Nowhere is this insight clearer than in Sunday's first reading (II Samuel 12:7-10,13).
Though David has gone down in history as the greatest Jewish king, rarely are we encouraged to imitate his personal life. He is the Bible's worst parent, an adulterer and a murderer.
Confession
In the passage immediately preceding our liturgical selection, David engages in sex with Bathsheba, the wife of Uriah, one of his mercenaries.
Determined to cover up the pregnancy resulting from this illicit encounter, David eventually arranges for the hapless husband to be "accidentally" killed by the enemy. Only Nathan the prophet has the courage to confront the king, warning, "The sword shall never depart from your house."
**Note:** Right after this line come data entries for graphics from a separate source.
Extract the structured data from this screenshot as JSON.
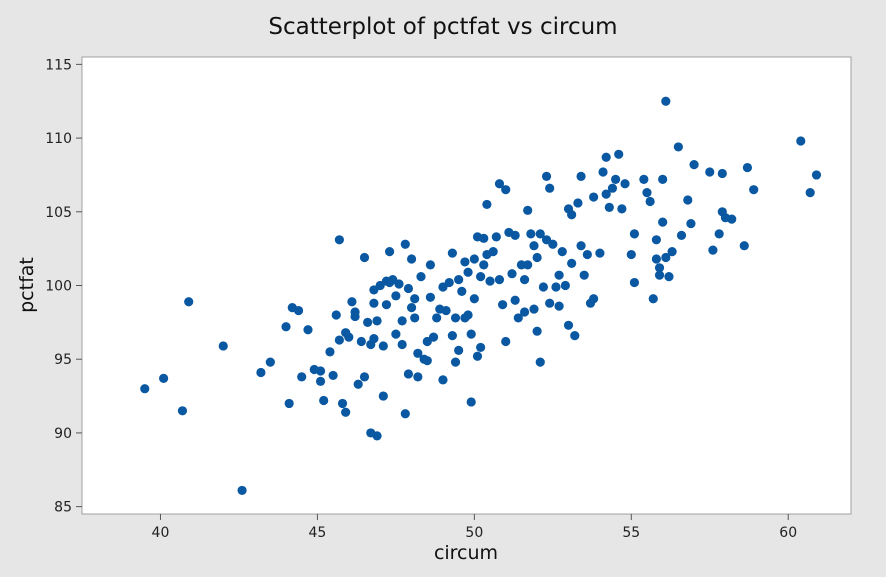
{
  "chart_data": {
    "type": "scatter",
    "title": "Scatterplot of pctfat vs circum",
    "xlabel": "circum",
    "ylabel": "pctfat",
    "xlim": [
      37.5,
      62.0
    ],
    "ylim": [
      84.5,
      115.5
    ],
    "xticks": [
      "40",
      "45",
      "50",
      "55",
      "60"
    ],
    "yticks": [
      "85",
      "90",
      "95",
      "100",
      "105",
      "110",
      "115"
    ],
    "grid": false,
    "marker_color": "#0a58a1",
    "plot_background": "#ffffff",
    "figure_background": "#e6e6e6",
    "series": [
      {
        "points": [
          [
            39.5,
            93.0
          ],
          [
            40.1,
            93.7
          ],
          [
            40.7,
            91.5
          ],
          [
            40.9,
            98.9
          ],
          [
            42.0,
            95.9
          ],
          [
            42.6,
            86.1
          ],
          [
            43.2,
            94.1
          ],
          [
            43.5,
            94.8
          ],
          [
            44.0,
            97.2
          ],
          [
            44.1,
            92.0
          ],
          [
            44.2,
            98.5
          ],
          [
            44.4,
            98.3
          ],
          [
            44.5,
            93.8
          ],
          [
            44.7,
            97.0
          ],
          [
            44.9,
            94.3
          ],
          [
            45.1,
            94.2
          ],
          [
            45.1,
            93.5
          ],
          [
            45.2,
            92.2
          ],
          [
            45.4,
            95.5
          ],
          [
            45.5,
            93.9
          ],
          [
            45.6,
            98.0
          ],
          [
            45.7,
            96.3
          ],
          [
            45.7,
            103.1
          ],
          [
            45.8,
            92.0
          ],
          [
            45.9,
            96.8
          ],
          [
            45.9,
            91.4
          ],
          [
            46.0,
            96.5
          ],
          [
            46.1,
            98.9
          ],
          [
            46.2,
            98.2
          ],
          [
            46.2,
            97.9
          ],
          [
            46.3,
            93.3
          ],
          [
            46.4,
            96.2
          ],
          [
            46.5,
            93.8
          ],
          [
            46.5,
            101.9
          ],
          [
            46.6,
            97.5
          ],
          [
            46.7,
            96.0
          ],
          [
            46.7,
            90.0
          ],
          [
            46.8,
            98.8
          ],
          [
            46.8,
            99.7
          ],
          [
            46.8,
            96.4
          ],
          [
            46.9,
            89.8
          ],
          [
            46.9,
            97.6
          ],
          [
            47.0,
            100.0
          ],
          [
            47.1,
            95.9
          ],
          [
            47.1,
            92.5
          ],
          [
            47.2,
            98.7
          ],
          [
            47.2,
            100.3
          ],
          [
            47.3,
            100.2
          ],
          [
            47.3,
            102.3
          ],
          [
            47.4,
            100.4
          ],
          [
            47.5,
            96.7
          ],
          [
            47.5,
            99.3
          ],
          [
            47.6,
            100.1
          ],
          [
            47.7,
            97.6
          ],
          [
            47.7,
            96.0
          ],
          [
            47.8,
            102.8
          ],
          [
            47.8,
            91.3
          ],
          [
            47.9,
            99.8
          ],
          [
            47.9,
            94.0
          ],
          [
            48.0,
            98.5
          ],
          [
            48.0,
            101.8
          ],
          [
            48.1,
            97.8
          ],
          [
            48.1,
            99.1
          ],
          [
            48.2,
            95.4
          ],
          [
            48.2,
            93.8
          ],
          [
            48.3,
            100.6
          ],
          [
            48.4,
            95.0
          ],
          [
            48.5,
            96.2
          ],
          [
            48.5,
            94.9
          ],
          [
            48.6,
            99.2
          ],
          [
            48.6,
            101.4
          ],
          [
            48.7,
            96.5
          ],
          [
            48.8,
            97.8
          ],
          [
            48.9,
            98.4
          ],
          [
            49.0,
            99.9
          ],
          [
            49.0,
            93.6
          ],
          [
            49.1,
            98.3
          ],
          [
            49.2,
            100.2
          ],
          [
            49.3,
            102.2
          ],
          [
            49.3,
            96.6
          ],
          [
            49.4,
            97.8
          ],
          [
            49.4,
            94.8
          ],
          [
            49.5,
            100.4
          ],
          [
            49.5,
            95.6
          ],
          [
            49.6,
            99.6
          ],
          [
            49.7,
            101.6
          ],
          [
            49.7,
            97.8
          ],
          [
            49.8,
            98.0
          ],
          [
            49.8,
            100.9
          ],
          [
            49.9,
            96.7
          ],
          [
            49.9,
            92.1
          ],
          [
            50.0,
            101.8
          ],
          [
            50.0,
            99.1
          ],
          [
            50.1,
            103.3
          ],
          [
            50.1,
            95.2
          ],
          [
            50.2,
            100.6
          ],
          [
            50.2,
            95.8
          ],
          [
            50.3,
            103.2
          ],
          [
            50.3,
            101.4
          ],
          [
            50.4,
            105.5
          ],
          [
            50.4,
            102.1
          ],
          [
            50.5,
            100.3
          ],
          [
            50.6,
            102.3
          ],
          [
            50.7,
            103.3
          ],
          [
            50.8,
            106.9
          ],
          [
            50.8,
            100.4
          ],
          [
            50.9,
            98.7
          ],
          [
            51.0,
            96.2
          ],
          [
            51.0,
            106.5
          ],
          [
            51.1,
            103.6
          ],
          [
            51.2,
            100.8
          ],
          [
            51.3,
            99.0
          ],
          [
            51.3,
            103.4
          ],
          [
            51.4,
            97.8
          ],
          [
            51.5,
            101.4
          ],
          [
            51.6,
            100.4
          ],
          [
            51.6,
            98.2
          ],
          [
            51.7,
            105.1
          ],
          [
            51.7,
            101.4
          ],
          [
            51.8,
            103.5
          ],
          [
            51.9,
            98.4
          ],
          [
            51.9,
            102.7
          ],
          [
            52.0,
            101.9
          ],
          [
            52.0,
            96.9
          ],
          [
            52.1,
            103.5
          ],
          [
            52.1,
            94.8
          ],
          [
            52.2,
            99.9
          ],
          [
            52.3,
            107.4
          ],
          [
            52.3,
            103.1
          ],
          [
            52.4,
            106.6
          ],
          [
            52.4,
            98.8
          ],
          [
            52.5,
            102.8
          ],
          [
            52.6,
            99.9
          ],
          [
            52.7,
            100.7
          ],
          [
            52.7,
            98.6
          ],
          [
            52.8,
            102.3
          ],
          [
            52.9,
            100.0
          ],
          [
            53.0,
            105.2
          ],
          [
            53.0,
            97.3
          ],
          [
            53.1,
            104.8
          ],
          [
            53.1,
            101.5
          ],
          [
            53.2,
            96.6
          ],
          [
            53.3,
            105.6
          ],
          [
            53.4,
            107.4
          ],
          [
            53.4,
            102.7
          ],
          [
            53.5,
            100.7
          ],
          [
            53.6,
            102.1
          ],
          [
            53.7,
            98.8
          ],
          [
            53.8,
            106.0
          ],
          [
            53.8,
            99.1
          ],
          [
            54.0,
            102.2
          ],
          [
            54.1,
            107.7
          ],
          [
            54.2,
            108.7
          ],
          [
            54.2,
            106.2
          ],
          [
            54.3,
            105.3
          ],
          [
            54.4,
            106.6
          ],
          [
            54.5,
            107.2
          ],
          [
            54.6,
            108.9
          ],
          [
            54.7,
            105.2
          ],
          [
            54.8,
            106.9
          ],
          [
            55.0,
            102.1
          ],
          [
            55.1,
            100.2
          ],
          [
            55.1,
            103.5
          ],
          [
            55.4,
            107.2
          ],
          [
            55.5,
            106.3
          ],
          [
            55.6,
            105.7
          ],
          [
            55.7,
            99.1
          ],
          [
            55.8,
            103.1
          ],
          [
            55.8,
            101.8
          ],
          [
            55.9,
            101.2
          ],
          [
            55.9,
            100.7
          ],
          [
            56.0,
            107.2
          ],
          [
            56.0,
            104.3
          ],
          [
            56.1,
            112.5
          ],
          [
            56.1,
            101.9
          ],
          [
            56.2,
            100.6
          ],
          [
            56.3,
            102.3
          ],
          [
            56.5,
            109.4
          ],
          [
            56.6,
            103.4
          ],
          [
            56.8,
            105.8
          ],
          [
            56.9,
            104.2
          ],
          [
            57.0,
            108.2
          ],
          [
            57.5,
            107.7
          ],
          [
            57.6,
            102.4
          ],
          [
            57.8,
            103.5
          ],
          [
            57.9,
            107.6
          ],
          [
            57.9,
            105.0
          ],
          [
            58.0,
            104.6
          ],
          [
            58.2,
            104.5
          ],
          [
            58.6,
            102.7
          ],
          [
            58.7,
            108.0
          ],
          [
            58.9,
            106.5
          ],
          [
            60.4,
            109.8
          ],
          [
            60.7,
            106.3
          ],
          [
            60.9,
            107.5
          ]
        ]
      }
    ]
  }
}
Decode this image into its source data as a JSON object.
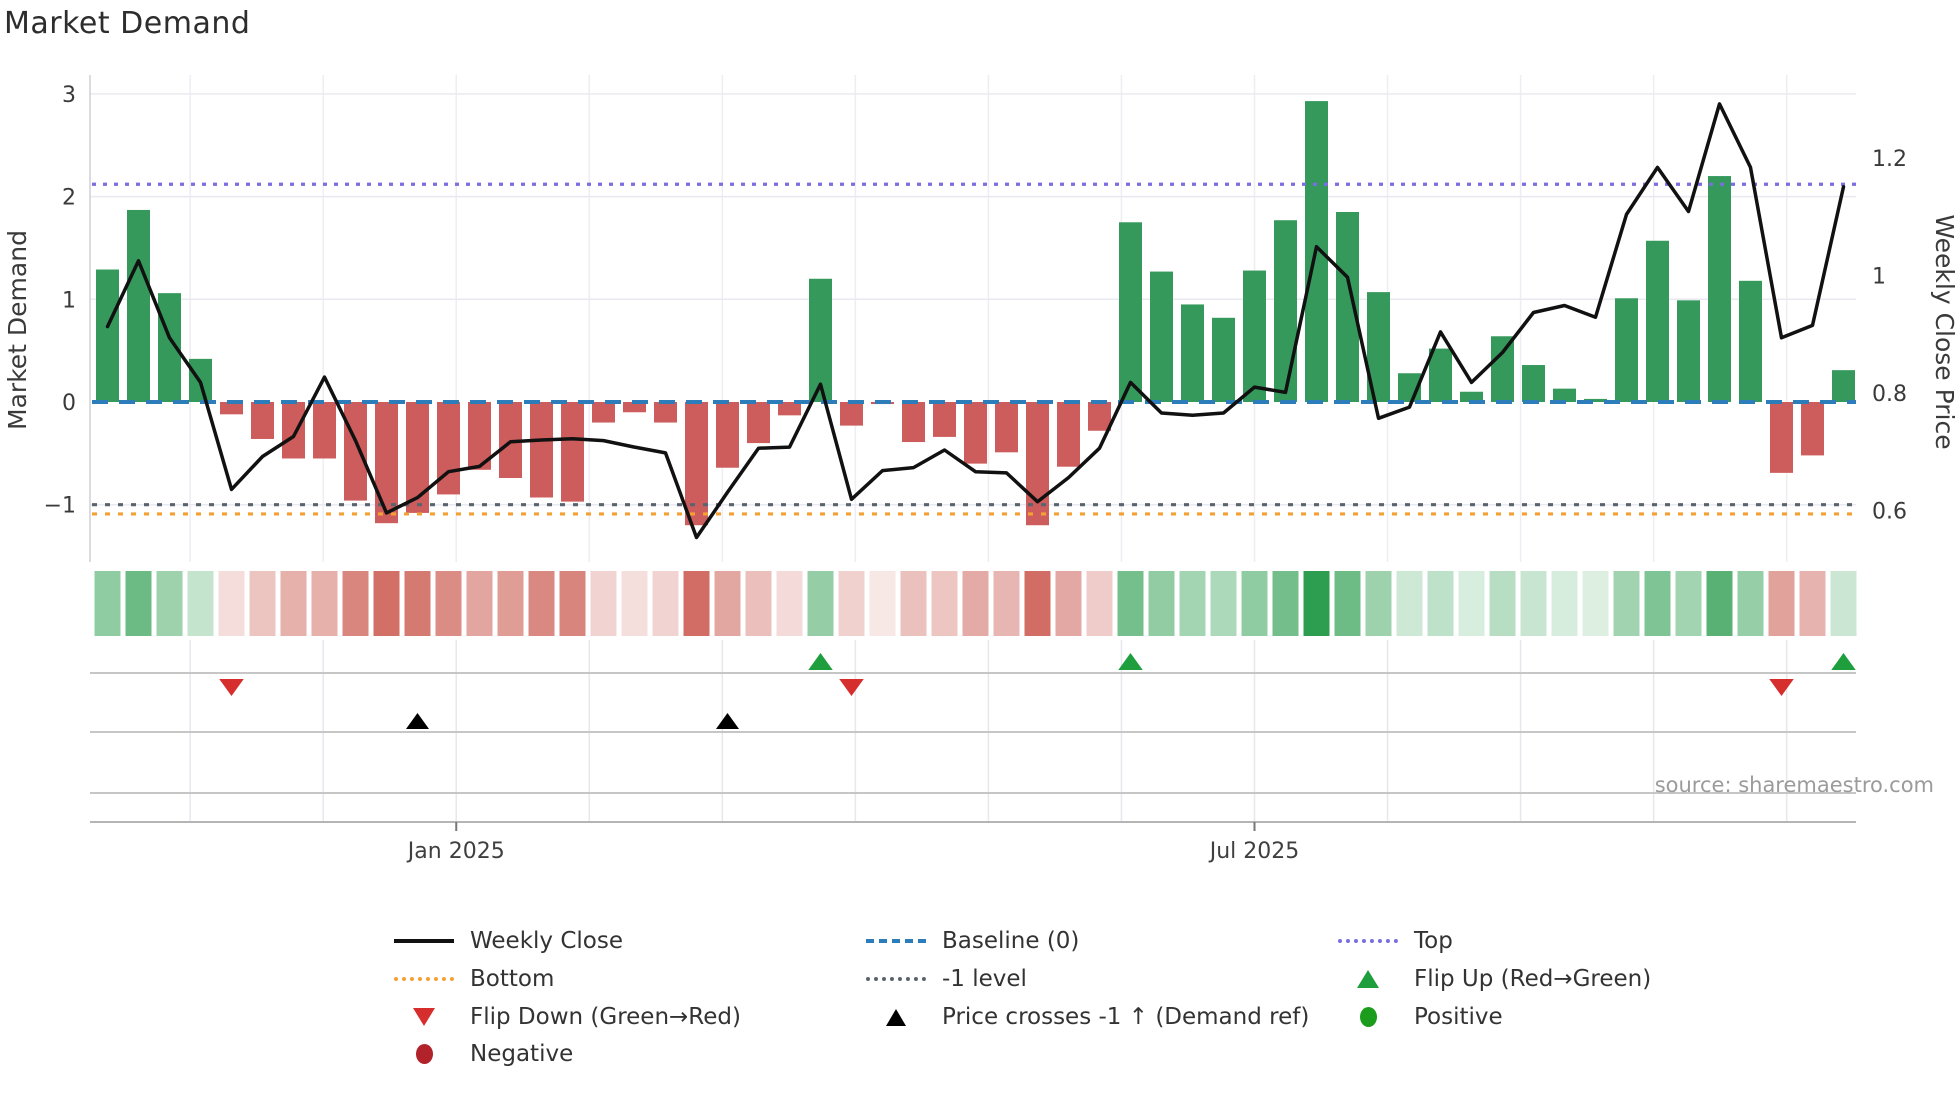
{
  "title": "Market Demand",
  "source": "source: sharemaestro.com",
  "axes": {
    "left_label": "Market Demand",
    "right_label": "Weekly Close Price",
    "left_ticks": [
      {
        "value": 3,
        "label": "3"
      },
      {
        "value": 2,
        "label": "2"
      },
      {
        "value": 1,
        "label": "1"
      },
      {
        "value": 0,
        "label": "0"
      },
      {
        "value": -1,
        "label": "−1"
      }
    ],
    "right_ticks": [
      {
        "value": 1.2,
        "label": "1.2"
      },
      {
        "value": 1.0,
        "label": "1"
      },
      {
        "value": 0.8,
        "label": "0.8"
      },
      {
        "value": 0.6,
        "label": "0.6"
      }
    ]
  },
  "chart_data": {
    "type": "bar+line",
    "title": "Market Demand",
    "ylabel_left": "Market Demand",
    "ylabel_right": "Weekly Close Price",
    "ylim_left": [
      -1.56,
      3.18
    ],
    "ylim_right": [
      0.512,
      1.341
    ],
    "grid": true,
    "x_axis": {
      "ticks": [
        {
          "label": "Jan 2025",
          "week_index": 11.25
        },
        {
          "label": "Jul 2025",
          "week_index": 37.0
        }
      ]
    },
    "series": [
      {
        "name": "Market Demand (weekly bars)",
        "type": "bar",
        "values": [
          1.29,
          1.87,
          1.06,
          0.42,
          -0.12,
          -0.36,
          -0.55,
          -0.55,
          -0.96,
          -1.18,
          -1.08,
          -0.9,
          -0.66,
          -0.74,
          -0.93,
          -0.97,
          -0.2,
          -0.1,
          -0.2,
          -1.2,
          -0.64,
          -0.4,
          -0.13,
          1.2,
          -0.23,
          -0.02,
          -0.39,
          -0.34,
          -0.6,
          -0.49,
          -1.2,
          -0.63,
          -0.28,
          1.75,
          1.27,
          0.95,
          0.82,
          1.28,
          1.77,
          2.93,
          1.85,
          1.07,
          0.28,
          0.52,
          0.1,
          0.64,
          0.36,
          0.13,
          0.03,
          1.01,
          1.57,
          0.99,
          2.2,
          1.18,
          -0.69,
          -0.52,
          0.31
        ]
      },
      {
        "name": "Weekly Close",
        "type": "line",
        "values": [
          0.913,
          1.025,
          0.894,
          0.818,
          0.636,
          0.692,
          0.726,
          0.827,
          0.719,
          0.596,
          0.622,
          0.666,
          0.675,
          0.717,
          0.72,
          0.722,
          0.719,
          0.708,
          0.698,
          0.554,
          0.631,
          0.706,
          0.708,
          0.815,
          0.619,
          0.668,
          0.673,
          0.703,
          0.666,
          0.664,
          0.615,
          0.656,
          0.706,
          0.818,
          0.766,
          0.762,
          0.766,
          0.81,
          0.801,
          1.049,
          0.997,
          0.757,
          0.776,
          0.904,
          0.818,
          0.869,
          0.937,
          0.949,
          0.929,
          1.104,
          1.184,
          1.109,
          1.292,
          1.184,
          0.894,
          0.915,
          1.151
        ]
      }
    ],
    "reference_lines": {
      "baseline": 0,
      "top": 2.12,
      "bottom": -1.09,
      "minus1_level": -1.0
    },
    "markers": {
      "flip_up_weeks": [
        23,
        33,
        56
      ],
      "flip_down_weeks": [
        4,
        24,
        54
      ],
      "price_cross_minus1_weeks": [
        10,
        20
      ]
    },
    "heatmap_strip": "same 57 weekly demand values, white→green for positive, white→red for negative"
  },
  "legend": {
    "items": [
      {
        "label": "Weekly Close",
        "swatch": "line-solid-black",
        "col": 0,
        "row": 0
      },
      {
        "label": "Baseline (0)",
        "swatch": "line-dashed-blue",
        "col": 1,
        "row": 0
      },
      {
        "label": "Top",
        "swatch": "line-dotted-purple",
        "col": 2,
        "row": 0
      },
      {
        "label": "Bottom",
        "swatch": "line-dotted-orange",
        "col": 0,
        "row": 1
      },
      {
        "label": "-1 level",
        "swatch": "line-dotted-gray",
        "col": 1,
        "row": 1
      },
      {
        "label": "Flip Up (Red→Green)",
        "swatch": "triangle-up-green",
        "col": 2,
        "row": 1
      },
      {
        "label": "Flip Down (Green→Red)",
        "swatch": "triangle-down-red",
        "col": 0,
        "row": 2
      },
      {
        "label": "Price crosses -1 ↑ (Demand ref)",
        "swatch": "triangle-up-black",
        "col": 1,
        "row": 2
      },
      {
        "label": "Positive",
        "swatch": "circle-green",
        "col": 2,
        "row": 2
      },
      {
        "label": "Negative",
        "swatch": "circle-darkred",
        "col": 0,
        "row": 3
      }
    ]
  },
  "colors": {
    "bar_positive": "#35995c",
    "bar_negative": "#cd5c5c",
    "weekly_close_line": "#111111",
    "baseline": "#2d7dbb",
    "top_line": "#7a6ee0",
    "bottom_line": "#f5a033",
    "minus1_line": "#5a646e",
    "flip_up": "#1f9e3d",
    "flip_down": "#d62d2d",
    "price_cross": "#000000",
    "positive_dot": "#1c9c1c",
    "negative_dot": "#b2222b",
    "heat_green": "#2d9e4f",
    "heat_red": "#cd6157"
  }
}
To David's credit, he admits, "I have sinned against Yahweh," which forces the prophet to take away some of God's punishment. Yet Yahweh's forgiveness neither takes away the sinful dimensions of David's personality, nor limits God's ability to accomplish good through him.
Jesus of Nazareth shared that aspect of biblical faith. Though some liberal Scripture scholars question how much we actually can know about the historical Jesus, not even they deny that He related to sinners in a way that created problems for pious people.
No matter the sins of the woman in Sunday's Gospel (Luke 7:36-8:3), Jesus demands that Simon, her critic, also acknowledge the good in her act of anointing: "Her many sins have been forgiven because she has shown great love....The one to whom little is forgiven loves little."
St. Paul shows that Jesus' earliest followers imitated their mentor's knack of cutting through the externals and surfacing a person's real psyche (Galatians 2:16,19-21).
Writing against those who taught that it is essential for Christians to follow Moses' 613 laws, the Apostle states, "We...know that a person is not justified by works of the law, but through faith in Christ Jesus."
Limitless God
No one should skip over the last three verses of Sunday's Gospel. Both Mark and Matthew mention the women on Good Friday who looked on while Jesus was crucified, women who "had followed Jesus from Galilee, ministering to Him." But only Luke mentions the presence of these women in Jesus' life and ministry long before Good Friday.
Luke's Jesus is just one chapter away from beginning His momentous 11-chapter journey to Jerusalem when the evangelist tells readers about His traveling companions: "Accompanying Him were the Twelve and some women who had been cured of evil spirits and infirmities,...who provided for them out of their resources."
From that point, whenever Luke refers to Jesus' disciples, we're to presume they're both male and female, a fact many through the centuries have conveniently overlooked.
No one should be surprised at Jesus' openness to women. He experienced God as present and working in all people. Perhaps that's why Paul, one chapter after Sunday's second reading, reminds his readers that they're to imitate the risen Jesus' distinctive trait of breaking through racial, social and gender limits.
Those who can't pull that off are guilty not only of professing a non-biblical faith, but also of putting limits on God.